Legal Highs Facts
In this article, we will discuss what legal drugs are, the laws surrounding them, and the dangers of getting a legal high. Synthetic cannabinoids include Spice, Black Magic and K2. These are usually legal herbs sprayed with lab-optimized versions of THC. Studies suggest that long-term use of legal highs can lead to a number of mental health problems, such as anxiety, depression, and memory loss. High legal use can also cause a number of physical health problems such as kidney and liver damage. Whether they use legal or illegal drugs, a person can develop an addiction. Even if you prefer to get a legal high, it is possible to become addicted to this substance. Legal highs can be taken orally, inhaled, injected, smoked or drunk. However, in 2013-2014, that number was 76 deaths. Data from the ONS show that the average age of deaths related to legal highs is 28. This is about ten years younger than the average for illicit drugs such as heroin and cocaine. Since 2004, nine teenagers have died while taking legal highs.
The above statistics also refer only to illicit drugs. If you take into account the drugs that you can get a legal effect from, that number is probably much higher. In addition to some unpleasant side effects, legal drugs can certainly be addictive. Signs of addiction for these substances can vary depending on exactly what you are taking. This ultimately means that you can never be sure what exactly Legal High contains. Because of this uncertainty, if you need medical intervention due to a legally elevated overdose, healthcare professionals may have difficulty applying the appropriate treatment needed for resuscitation. From 26 May 2016, the so-called “legal highs” became illegal. Below, we list the top five risks associated with high legal consumption. Some of these risks are short-term in nature, while others may result solely from a strong long-term legal dependence. You can avoid all these risks by completely avoiding legal highs. As we mentioned earlier, legal highs are actually illegal in the UK.

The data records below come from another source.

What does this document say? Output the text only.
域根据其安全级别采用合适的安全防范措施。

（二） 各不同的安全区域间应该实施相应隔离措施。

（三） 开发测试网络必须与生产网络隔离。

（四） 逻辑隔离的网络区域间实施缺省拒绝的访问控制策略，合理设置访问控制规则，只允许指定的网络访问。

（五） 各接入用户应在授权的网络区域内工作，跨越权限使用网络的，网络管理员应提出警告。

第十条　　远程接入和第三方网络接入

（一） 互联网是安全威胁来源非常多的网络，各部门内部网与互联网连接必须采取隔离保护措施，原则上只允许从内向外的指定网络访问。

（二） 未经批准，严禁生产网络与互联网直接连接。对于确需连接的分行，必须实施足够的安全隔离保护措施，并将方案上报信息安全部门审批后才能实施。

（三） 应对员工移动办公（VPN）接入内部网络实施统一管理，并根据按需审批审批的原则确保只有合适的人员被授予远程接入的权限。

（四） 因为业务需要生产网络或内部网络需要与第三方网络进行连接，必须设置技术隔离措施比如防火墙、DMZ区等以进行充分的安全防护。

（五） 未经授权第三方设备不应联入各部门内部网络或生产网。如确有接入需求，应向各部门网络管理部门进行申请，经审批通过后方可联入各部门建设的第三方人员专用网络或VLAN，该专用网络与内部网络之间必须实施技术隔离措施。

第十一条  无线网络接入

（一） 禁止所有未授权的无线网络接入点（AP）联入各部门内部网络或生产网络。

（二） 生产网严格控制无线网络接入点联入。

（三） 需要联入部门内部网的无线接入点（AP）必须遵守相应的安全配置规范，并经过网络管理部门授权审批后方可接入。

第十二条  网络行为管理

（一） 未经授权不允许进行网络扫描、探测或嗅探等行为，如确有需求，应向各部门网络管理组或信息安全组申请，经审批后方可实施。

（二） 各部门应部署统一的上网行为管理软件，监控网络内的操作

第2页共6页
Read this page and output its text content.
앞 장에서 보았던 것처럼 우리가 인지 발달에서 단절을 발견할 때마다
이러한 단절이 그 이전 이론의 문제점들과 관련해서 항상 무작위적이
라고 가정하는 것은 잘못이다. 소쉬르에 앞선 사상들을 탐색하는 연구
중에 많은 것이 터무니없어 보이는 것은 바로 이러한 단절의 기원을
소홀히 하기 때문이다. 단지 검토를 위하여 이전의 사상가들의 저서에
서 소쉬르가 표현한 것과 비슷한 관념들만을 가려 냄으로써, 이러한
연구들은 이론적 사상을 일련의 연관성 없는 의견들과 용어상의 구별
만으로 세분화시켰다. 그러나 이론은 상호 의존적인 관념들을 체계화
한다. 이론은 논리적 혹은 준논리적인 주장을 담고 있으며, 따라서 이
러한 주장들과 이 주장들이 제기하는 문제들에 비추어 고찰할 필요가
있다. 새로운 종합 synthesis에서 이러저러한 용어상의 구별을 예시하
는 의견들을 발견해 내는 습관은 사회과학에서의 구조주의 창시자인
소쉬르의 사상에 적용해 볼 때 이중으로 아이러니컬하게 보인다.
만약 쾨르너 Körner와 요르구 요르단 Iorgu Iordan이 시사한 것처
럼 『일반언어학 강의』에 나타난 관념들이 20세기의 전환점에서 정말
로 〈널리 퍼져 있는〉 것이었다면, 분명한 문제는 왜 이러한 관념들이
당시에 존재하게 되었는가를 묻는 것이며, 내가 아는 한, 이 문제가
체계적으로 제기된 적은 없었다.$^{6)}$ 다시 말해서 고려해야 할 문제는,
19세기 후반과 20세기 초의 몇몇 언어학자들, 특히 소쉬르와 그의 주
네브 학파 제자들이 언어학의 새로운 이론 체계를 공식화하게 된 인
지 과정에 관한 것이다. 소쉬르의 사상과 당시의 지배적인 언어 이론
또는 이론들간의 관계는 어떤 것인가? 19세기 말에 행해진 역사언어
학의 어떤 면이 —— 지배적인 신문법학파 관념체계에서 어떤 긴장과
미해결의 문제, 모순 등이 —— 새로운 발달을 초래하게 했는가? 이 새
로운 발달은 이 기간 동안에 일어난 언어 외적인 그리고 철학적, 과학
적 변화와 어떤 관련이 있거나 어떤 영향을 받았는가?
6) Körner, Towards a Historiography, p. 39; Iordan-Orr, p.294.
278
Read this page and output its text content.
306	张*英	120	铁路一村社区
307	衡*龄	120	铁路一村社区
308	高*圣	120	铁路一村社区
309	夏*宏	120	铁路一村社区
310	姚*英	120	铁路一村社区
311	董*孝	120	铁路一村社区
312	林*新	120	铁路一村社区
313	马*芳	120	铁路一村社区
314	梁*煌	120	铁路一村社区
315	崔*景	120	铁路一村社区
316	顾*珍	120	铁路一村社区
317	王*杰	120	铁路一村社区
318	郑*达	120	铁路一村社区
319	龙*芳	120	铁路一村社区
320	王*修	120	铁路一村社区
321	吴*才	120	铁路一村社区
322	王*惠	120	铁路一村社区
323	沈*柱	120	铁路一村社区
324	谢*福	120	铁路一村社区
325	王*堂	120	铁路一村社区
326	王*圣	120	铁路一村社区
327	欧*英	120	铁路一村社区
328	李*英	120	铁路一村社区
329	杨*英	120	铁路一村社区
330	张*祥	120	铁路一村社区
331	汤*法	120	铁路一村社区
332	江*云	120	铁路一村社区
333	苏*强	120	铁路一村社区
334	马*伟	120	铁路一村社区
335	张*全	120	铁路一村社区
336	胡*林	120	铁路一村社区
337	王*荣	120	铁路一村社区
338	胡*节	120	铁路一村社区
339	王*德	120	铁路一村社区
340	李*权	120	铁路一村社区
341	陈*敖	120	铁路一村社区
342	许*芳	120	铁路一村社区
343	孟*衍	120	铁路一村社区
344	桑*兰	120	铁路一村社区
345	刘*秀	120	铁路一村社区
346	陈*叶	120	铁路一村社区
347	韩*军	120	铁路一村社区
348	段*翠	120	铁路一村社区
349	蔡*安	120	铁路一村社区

Before 2016, this was not the case, which meant that many were getting away with supplying or using these substances. Overdose – The underground nature of legal highs synthesis means that drugs are not tested or regulated before they hit the market. Ingredients and potency can vary widely, making it difficult for users to determine what size of a dose is acceptable without causing an overdose. Legal highs are especially dangerous when mixed with other substances such as alcohol. In addition, many legal highs sold in the UK are manufactured in Chinese factories where standards are poor. The answer to this question is a resounding NO! As mentioned above, 76 people died in 2013-2014 due to the use of legal highs. It is important that you do not equate “legal” with “safe”. And because legal highs are relatively new chemicals, there is no data on the medium and long-term effects of taking these drugs. Almost all new psychoactive or “legal high” drugs have effects that fall into one of four categories: in the United States, the 1986 controlled substance analogue was enacted in an attempt to preemptively prohibit these drugs by making it illegal to “manufacture, sell, or possess chemicals that are substantially similar in chemistry and pharmacology to Schedule I or Schedule II drugs.” Data from the ONS show that deaths related to legal highs have more than tripled since 2009-2010. In 2007, only seven people died in England and Wales due to legal highs. The label “legal high” gives people a false sense of security when using these substances.
Certainly, if something is legal, then it must be safe? It should be noted that the Psychoactive Substances Act does not include possession of legal highs as a criminal offence. Indeed, the law aims to take action against manufacturers and distributors and not against consumers of substances. For this reason, some experts say it may be safer for people to take illegal drugs than to use legal highs. Optimizing chemicals without testing their effects is certainly a recipe for disaster and contrasts with the huge amount of money pharmaceutical companies spend testing new drugs before they hit the market. Legal highs can be more dangerous than some illicit substances. People believe that because some of these drugs are legal, they are safe for use. This leads to easy handling when obtaining. Many addicts choose to use these drugs as an act of novelty and the desire to try to experience exciting sensations. In reality, not enough is known about these drugs to say anything for sure about their potency, side effects, or what happens when you legally mix effects with other drugs or alcohol. Some cases of this behavior have led to comas, difficulty breathing, and death. It was an even greater risk for people with heart disease, epilepsy, high blood pressure or asthma.
Would you like to know more about the “Legal Highs”? The Choices for Life team has assembled a panel of experts to answer some of your questions. Of course, there are legal drugs in the UK that you can take. But these are completely separate from “legal highs”. Legal highs have actually been illegal since 2016. However, the line is very thin when it comes to this legislation. If you have a small amount of legal drugs in your possession, but are caught giving to your friends, you could be prosecuted for distributing those drugs. This is true even if you don`t take money from your friends for this exchange. This is an older law that prevents the abuse of controlled drugs. Basically, drugs such as cocaine and ecstasy made it illegal to manufacture, supply or import these substances. Just because they`re legal doesn`t mean legal highs are safer than other drugs. In fact, they can be even more dangerous.
In addition to these unknown risks, legal highs carry the same risks as other drugs. These risks include: In general, these are substances that closely mimic the effects of illicit drugs such as ecstasy or cocaine.